Former Secretary of State for Environment, Food and Rural Affairs and supporter of the Vote Leave campaign Owen Paterson has hit out at the British government’s plans for exiting the European Union, specifically commenting that the Prime MInister’s Chequers will prove to be fatal for British fishing.
‘It is not surprising that the decline of British fishing has come to symbolise the worst, most destructive consequences of our EU membership,’ he said.
‘The Common Fisheries Policy has been a biological, environmental, economic and social disaster, doomed to failure by its ludicrous attempt to manage a complex marine environment with arbitrary bureaucratic policies as inflexible as they are remote. As I highlighted as Shadow Fisheries Minister in 2005, national control is no panacea if we replicate the same failed policies in London instead of Brussels.’
He commented that the core failure is the CFP’s system of quotas for individual species which makes impossible demands on a mixed fishery, resulting inevitably in discards.
‘An EU discard ban is to be fully enforced as of 2019 but is proving unworkable. Discards are an inevitable symptom of the quota system and it is no use banning the symptom without tackling the root cause,’ he said.
‘Under such bans, when a vessel runs out of quota for one species it must stop fishing, even it if has adequate quota for others. This has potentially ruinous economic effects as vessels will be forced to tie up and return to port upon exhausting their smallest allocation.’
He advocates a move to refined effort control, with fishermen able to keep, land and record all catches in exchange for a limit on fishing time at sea.
‘To achieve any of this, the Government must act quickly. Yet the disastrous Chequers White Paper advocates a lengthy transition phase under European rules which would prove fatal. Under the transition proposals that must be implemented in full under ‘good faith’, the UK must obey all incoming EU laws, including the 2019 discard ban,’ Owen Paterson said.
‘The EU has every incentive to enforce this ban as international law (UNCLOS 62.2) says if a nation does not have the capacity to catch all its resources it must give the surplus to its neighbours. This is a very long way from the Government’s promise that the UK will be an independent coastal state, able to control access to its waters.’

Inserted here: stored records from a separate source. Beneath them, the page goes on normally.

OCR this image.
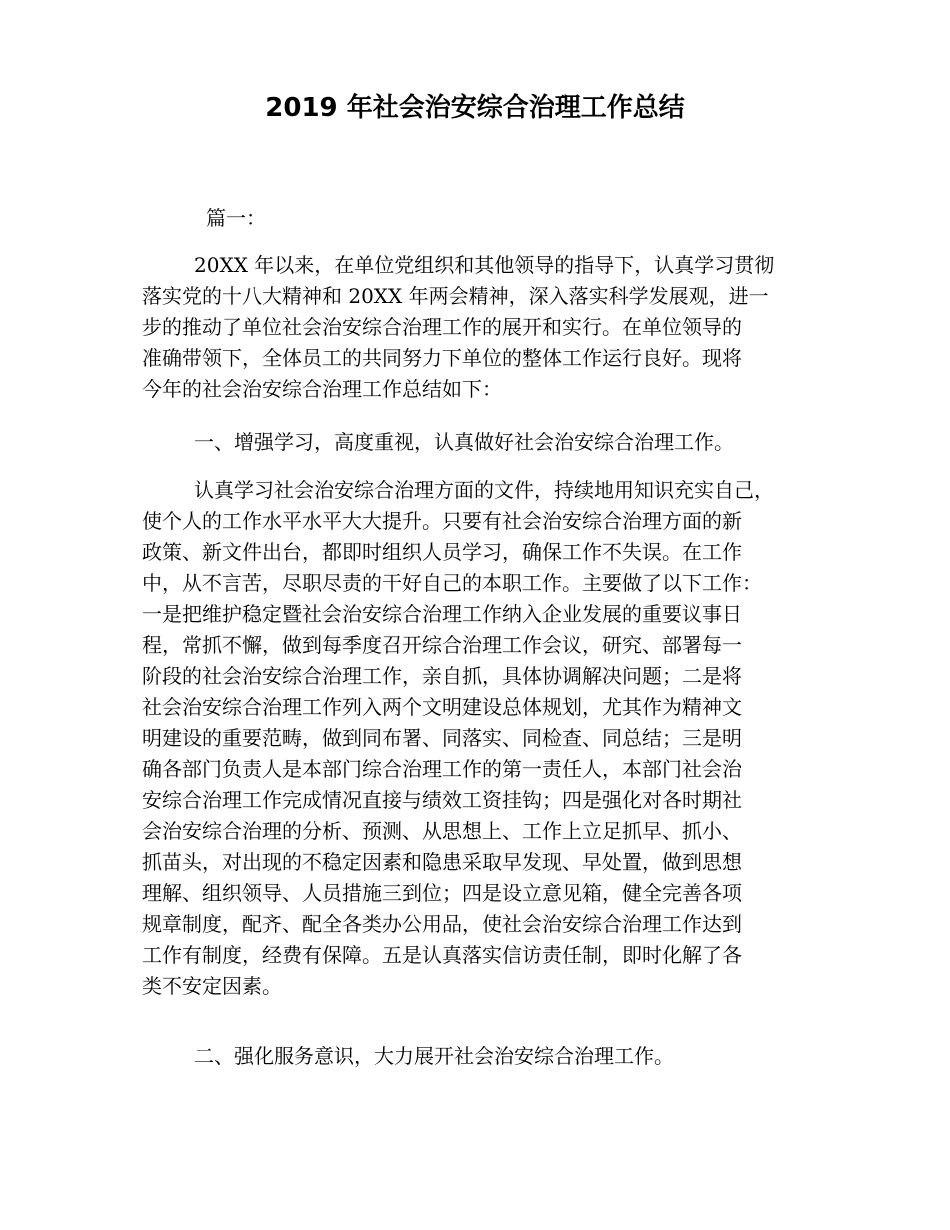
2019 年社会治安综合治理工作总结
篇一：
20XX 年以来，在单位党组织和其他领导的指导下，认真学习贯彻
落实党的十八大精神和 20XX 年两会精神，深入落实科学发展观，进一
步的推动了单位社会治安综合治理工作的展开和实行。在单位领导的
准确带领下，全体员工的共同努力下单位的整体工作运行良好。现将
今年的社会治安综合治理工作总结如下：
一、增强学习，高度重视，认真做好社会治安综合治理工作。
认真学习社会治安综合治理方面的文件，持续地用知识充实自己，
使个人的工作水平水平大大提升。只要有社会治安综合治理方面的新
政策、新文件出台，都即时组织人员学习，确保工作不失误。在工作
中，从不言苦，尽职尽责的干好自己的本职工作。主要做了以下工作：
一是把维护稳定暨社会治安综合治理工作纳入企业发展的重要议事日
程，常抓不懈，做到每季度召开综合治理工作会议，研究、部署每一
阶段的社会治安综合治理工作，亲自抓，具体协调解决问题；二是将
社会治安综合治理工作列入两个文明建设总体规划，尤其作为精神文
明建设的重要范畴，做到同布署、同落实、同检查、同总结；三是明
确各部门负责人是本部门综合治理工作的第一责任人，本部门社会治
安综合治理工作完成情况直接与绩效工资挂钩；四是强化对各时期社
会治安综合治理的分析、预测、从思想上、工作上立足抓早、抓小、
抓苗头，对出现的不稳定因素和隐患采取早发现、早处置，做到思想
理解、组织领导、人员措施三到位；四是设立意见箱，健全完善各项
规章制度，配齐、配全各类办公用品，使社会治安综合治理工作达到
工作有制度，经费有保障。五是认真落实信访责任制，即时化解了各
类不安定因素。
二、强化服务意识，大力展开社会治安综合治理工作。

According to Owen Paterson, Brexit provides ‘a wonderful opportunity to rebuild our fishing industry and improve our marine environment after years of neglect, but the timid proposals from Chequers fail to grasp it.’
‘Under the bold terms of a WTO deal, we can immediately abrogate the CFP and revert to international law, automatically retaking control over all water and resources within our Exclusive Economic Zone and negotiating with our neighbours on an equal footing from a position of strength.’